I generally use a (unique) 50-ish character passphrase anywhere I need to actually type it myself (and 64-character completely random ones elsewhere) and before this change, the passwords on my linux machines were shorter than that because it was impossible to spot/fix typos.

gzread 21 hours ago|||
No, it doesn't. The set of all passwords of exactly length N is about 1% smaller than the set of all passwords up to and including length N.
adrian_b 19 hours ago|||
The point is that you know that the password is not longer than N.

This indeed reduces the search domain by many orders of magnitude, i.e. by more than an order of magnitude for each character that you now know that it is not used by the password.
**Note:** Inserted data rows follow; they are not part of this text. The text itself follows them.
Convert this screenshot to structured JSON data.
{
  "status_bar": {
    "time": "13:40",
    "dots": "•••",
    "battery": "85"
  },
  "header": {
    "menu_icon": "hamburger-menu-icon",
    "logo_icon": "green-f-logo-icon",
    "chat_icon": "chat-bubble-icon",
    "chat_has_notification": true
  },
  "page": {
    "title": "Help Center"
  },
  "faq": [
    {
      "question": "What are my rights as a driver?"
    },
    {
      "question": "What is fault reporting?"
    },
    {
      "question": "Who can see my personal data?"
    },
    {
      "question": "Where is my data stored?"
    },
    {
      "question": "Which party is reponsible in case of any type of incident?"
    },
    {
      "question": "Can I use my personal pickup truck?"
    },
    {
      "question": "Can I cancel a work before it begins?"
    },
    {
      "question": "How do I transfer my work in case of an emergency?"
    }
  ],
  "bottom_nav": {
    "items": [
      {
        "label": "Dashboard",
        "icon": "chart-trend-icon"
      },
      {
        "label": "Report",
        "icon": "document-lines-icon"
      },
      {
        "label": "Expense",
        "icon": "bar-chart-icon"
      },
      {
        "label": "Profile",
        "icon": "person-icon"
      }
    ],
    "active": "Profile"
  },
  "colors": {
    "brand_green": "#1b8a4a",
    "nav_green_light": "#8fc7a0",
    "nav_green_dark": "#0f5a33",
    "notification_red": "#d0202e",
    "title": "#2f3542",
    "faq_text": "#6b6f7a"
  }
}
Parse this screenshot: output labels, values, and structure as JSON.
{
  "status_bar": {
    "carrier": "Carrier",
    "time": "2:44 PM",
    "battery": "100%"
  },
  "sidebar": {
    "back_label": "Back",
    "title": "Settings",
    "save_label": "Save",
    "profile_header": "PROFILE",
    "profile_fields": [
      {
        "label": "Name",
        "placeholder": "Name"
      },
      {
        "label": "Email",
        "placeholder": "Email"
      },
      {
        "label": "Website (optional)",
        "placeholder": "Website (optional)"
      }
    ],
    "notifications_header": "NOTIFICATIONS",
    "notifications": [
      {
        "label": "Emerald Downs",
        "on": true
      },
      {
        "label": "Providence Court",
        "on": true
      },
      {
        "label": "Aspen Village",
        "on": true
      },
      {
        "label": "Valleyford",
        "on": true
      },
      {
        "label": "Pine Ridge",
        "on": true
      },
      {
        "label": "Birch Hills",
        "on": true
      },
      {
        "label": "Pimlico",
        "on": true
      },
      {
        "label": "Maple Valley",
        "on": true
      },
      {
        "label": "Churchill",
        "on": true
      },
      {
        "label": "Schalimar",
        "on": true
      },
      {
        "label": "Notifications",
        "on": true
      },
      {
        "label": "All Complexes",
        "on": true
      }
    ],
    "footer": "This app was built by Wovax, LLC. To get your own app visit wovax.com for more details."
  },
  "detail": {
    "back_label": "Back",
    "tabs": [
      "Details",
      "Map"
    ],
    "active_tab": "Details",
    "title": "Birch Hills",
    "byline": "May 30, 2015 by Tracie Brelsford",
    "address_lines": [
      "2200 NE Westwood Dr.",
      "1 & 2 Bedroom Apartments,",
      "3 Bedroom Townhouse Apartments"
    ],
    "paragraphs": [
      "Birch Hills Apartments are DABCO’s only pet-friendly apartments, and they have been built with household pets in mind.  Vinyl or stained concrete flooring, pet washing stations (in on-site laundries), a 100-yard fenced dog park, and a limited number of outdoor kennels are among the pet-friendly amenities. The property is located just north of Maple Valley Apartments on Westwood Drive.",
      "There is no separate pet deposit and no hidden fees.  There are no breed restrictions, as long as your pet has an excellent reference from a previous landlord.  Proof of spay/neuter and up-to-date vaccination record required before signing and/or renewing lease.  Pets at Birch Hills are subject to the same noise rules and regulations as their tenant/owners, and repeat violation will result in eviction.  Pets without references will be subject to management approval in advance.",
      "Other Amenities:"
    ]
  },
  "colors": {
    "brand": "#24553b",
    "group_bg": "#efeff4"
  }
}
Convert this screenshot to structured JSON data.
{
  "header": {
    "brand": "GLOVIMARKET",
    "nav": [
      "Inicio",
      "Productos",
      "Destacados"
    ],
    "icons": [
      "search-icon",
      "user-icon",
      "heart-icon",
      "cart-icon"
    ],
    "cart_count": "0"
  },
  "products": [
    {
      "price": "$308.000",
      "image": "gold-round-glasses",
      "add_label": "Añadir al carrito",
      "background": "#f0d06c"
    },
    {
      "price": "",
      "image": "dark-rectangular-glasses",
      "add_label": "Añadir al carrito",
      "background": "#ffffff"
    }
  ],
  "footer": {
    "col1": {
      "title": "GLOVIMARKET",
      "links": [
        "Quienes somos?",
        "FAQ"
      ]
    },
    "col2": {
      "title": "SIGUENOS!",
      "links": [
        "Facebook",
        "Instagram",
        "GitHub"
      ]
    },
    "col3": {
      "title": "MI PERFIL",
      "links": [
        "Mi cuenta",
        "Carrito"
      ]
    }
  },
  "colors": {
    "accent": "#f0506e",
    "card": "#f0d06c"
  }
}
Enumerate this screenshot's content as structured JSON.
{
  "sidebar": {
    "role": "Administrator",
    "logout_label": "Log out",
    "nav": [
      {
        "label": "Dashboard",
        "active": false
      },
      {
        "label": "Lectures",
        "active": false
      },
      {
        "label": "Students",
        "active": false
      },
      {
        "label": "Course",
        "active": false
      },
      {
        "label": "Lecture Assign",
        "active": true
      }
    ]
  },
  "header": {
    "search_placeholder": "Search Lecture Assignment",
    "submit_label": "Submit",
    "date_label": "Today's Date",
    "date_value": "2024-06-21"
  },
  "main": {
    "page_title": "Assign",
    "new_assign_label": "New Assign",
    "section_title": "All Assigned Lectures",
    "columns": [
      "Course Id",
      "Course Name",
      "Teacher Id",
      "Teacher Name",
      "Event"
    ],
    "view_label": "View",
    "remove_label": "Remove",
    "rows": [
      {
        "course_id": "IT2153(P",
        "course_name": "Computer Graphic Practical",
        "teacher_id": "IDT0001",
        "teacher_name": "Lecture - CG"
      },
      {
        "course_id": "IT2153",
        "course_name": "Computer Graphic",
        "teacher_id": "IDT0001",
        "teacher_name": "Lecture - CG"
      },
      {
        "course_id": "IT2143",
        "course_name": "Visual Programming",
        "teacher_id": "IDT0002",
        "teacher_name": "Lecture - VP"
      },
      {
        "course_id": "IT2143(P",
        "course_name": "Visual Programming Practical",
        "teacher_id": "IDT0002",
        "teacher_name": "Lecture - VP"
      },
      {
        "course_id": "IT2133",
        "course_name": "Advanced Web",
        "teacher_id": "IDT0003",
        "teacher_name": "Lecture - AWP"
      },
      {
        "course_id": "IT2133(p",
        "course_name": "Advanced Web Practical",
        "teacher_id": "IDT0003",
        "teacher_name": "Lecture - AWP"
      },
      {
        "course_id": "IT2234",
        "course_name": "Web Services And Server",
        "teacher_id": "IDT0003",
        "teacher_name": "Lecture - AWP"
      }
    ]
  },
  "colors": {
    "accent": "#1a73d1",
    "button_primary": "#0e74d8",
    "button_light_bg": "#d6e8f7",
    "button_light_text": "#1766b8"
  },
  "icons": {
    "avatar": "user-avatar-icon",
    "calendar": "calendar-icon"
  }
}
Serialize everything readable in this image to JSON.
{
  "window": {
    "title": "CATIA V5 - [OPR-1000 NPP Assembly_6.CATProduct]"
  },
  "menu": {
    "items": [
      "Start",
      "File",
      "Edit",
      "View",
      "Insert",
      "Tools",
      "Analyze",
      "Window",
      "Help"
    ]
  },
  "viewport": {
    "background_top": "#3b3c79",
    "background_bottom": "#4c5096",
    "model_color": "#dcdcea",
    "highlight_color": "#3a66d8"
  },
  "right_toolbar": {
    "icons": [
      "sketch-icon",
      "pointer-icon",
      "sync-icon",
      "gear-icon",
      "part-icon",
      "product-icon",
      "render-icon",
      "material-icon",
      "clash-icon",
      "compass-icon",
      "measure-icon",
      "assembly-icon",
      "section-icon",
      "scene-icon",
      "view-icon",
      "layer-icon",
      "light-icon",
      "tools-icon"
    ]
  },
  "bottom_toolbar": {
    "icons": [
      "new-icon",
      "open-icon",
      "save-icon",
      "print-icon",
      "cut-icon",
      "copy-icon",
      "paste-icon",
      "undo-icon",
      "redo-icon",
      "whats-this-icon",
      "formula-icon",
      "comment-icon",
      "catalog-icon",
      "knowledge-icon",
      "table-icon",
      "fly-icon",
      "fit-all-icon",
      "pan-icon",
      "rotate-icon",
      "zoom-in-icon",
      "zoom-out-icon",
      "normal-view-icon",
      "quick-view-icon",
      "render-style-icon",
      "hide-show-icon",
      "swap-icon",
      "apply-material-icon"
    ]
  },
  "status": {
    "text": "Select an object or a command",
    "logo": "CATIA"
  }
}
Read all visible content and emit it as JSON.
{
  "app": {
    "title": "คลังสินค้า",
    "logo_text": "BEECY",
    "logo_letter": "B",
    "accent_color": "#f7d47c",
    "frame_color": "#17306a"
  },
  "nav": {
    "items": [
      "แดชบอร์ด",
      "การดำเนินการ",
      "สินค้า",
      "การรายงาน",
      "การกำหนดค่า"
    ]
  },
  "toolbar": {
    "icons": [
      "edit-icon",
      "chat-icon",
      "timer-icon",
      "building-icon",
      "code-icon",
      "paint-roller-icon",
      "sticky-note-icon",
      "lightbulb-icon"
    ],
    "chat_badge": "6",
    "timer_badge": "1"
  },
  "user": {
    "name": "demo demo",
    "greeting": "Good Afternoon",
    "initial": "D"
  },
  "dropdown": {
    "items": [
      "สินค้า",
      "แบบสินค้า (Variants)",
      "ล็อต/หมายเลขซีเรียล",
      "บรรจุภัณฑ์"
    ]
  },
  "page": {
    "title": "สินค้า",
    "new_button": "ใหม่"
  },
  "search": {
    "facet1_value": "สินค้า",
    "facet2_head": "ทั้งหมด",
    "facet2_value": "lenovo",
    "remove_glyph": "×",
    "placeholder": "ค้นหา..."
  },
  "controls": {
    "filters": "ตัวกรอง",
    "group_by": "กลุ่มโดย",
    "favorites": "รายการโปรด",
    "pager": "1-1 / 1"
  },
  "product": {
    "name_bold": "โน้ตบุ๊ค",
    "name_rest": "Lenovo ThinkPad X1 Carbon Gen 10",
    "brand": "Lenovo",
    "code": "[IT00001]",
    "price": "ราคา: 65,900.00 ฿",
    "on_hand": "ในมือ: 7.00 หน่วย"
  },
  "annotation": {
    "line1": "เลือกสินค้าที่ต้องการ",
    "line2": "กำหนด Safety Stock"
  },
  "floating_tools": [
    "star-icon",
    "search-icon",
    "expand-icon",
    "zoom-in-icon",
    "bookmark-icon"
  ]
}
Knowing the length of the password does not matter only in antediluvian systems, which had severe restrictions on the length of a password, so you already knew that the password is no longer than, e.g., 8 characters.

gzread 18 hours ago||
Bruteforce search in increasing length order will find the password in within 1% of the same amount of time
themafia 18 hours ago|||
> is about 1% smaller

Isn't it 10%?

gzread 18 hours ago||
If there are 9 different characters that can be in a password.
exac 20 hours ago||
Could we not have used braille patterns? Start on a random one and you can just replace the character with the next one so it is possible for the user to see something was entered, but password length isn't given to someone looking over the user's shoulder?

⣾, ⣽, ⣻, ⢿, ⡿, ⣟, ⣯, ⣷

jurf 20 hours ago||
That seems like it would be hard to see, even for the person sitting right in front of it.
imjustmsk 20 hours ago||
why can't they just look at the keyboard...
childintime 20 hours ago|
46 years of silent sudo passwords.. it just demonstrates how crazy this world is, if this is considered news. It means the code is a living fossil and people live with that fact, instead of demanding (infinite and instant) control over their systems.

This reminds me. Linux was already a fossil, except for some niches, but now in the age of AI, the fact that code can't be updated at will (and instead has to go through some medieval social process) is fatal. Soon the age will be here where we generate the necessary OS features on the fly. No more compatibility layers, no more endless abstractions, no more binaries to distribute, no more copyright, no need to worry about how "the others" use their systems, no more bike shedding. Instead, let the system manage itself, it knows best. We'll get endless customization without the ballast.

It's time to set software free from the social enclosures we built around it.

Retr0id 20 hours ago|
I'm excited about the future of mutable software, but sudo isn't exactly the kind of thing you want to be patching on-the-fly.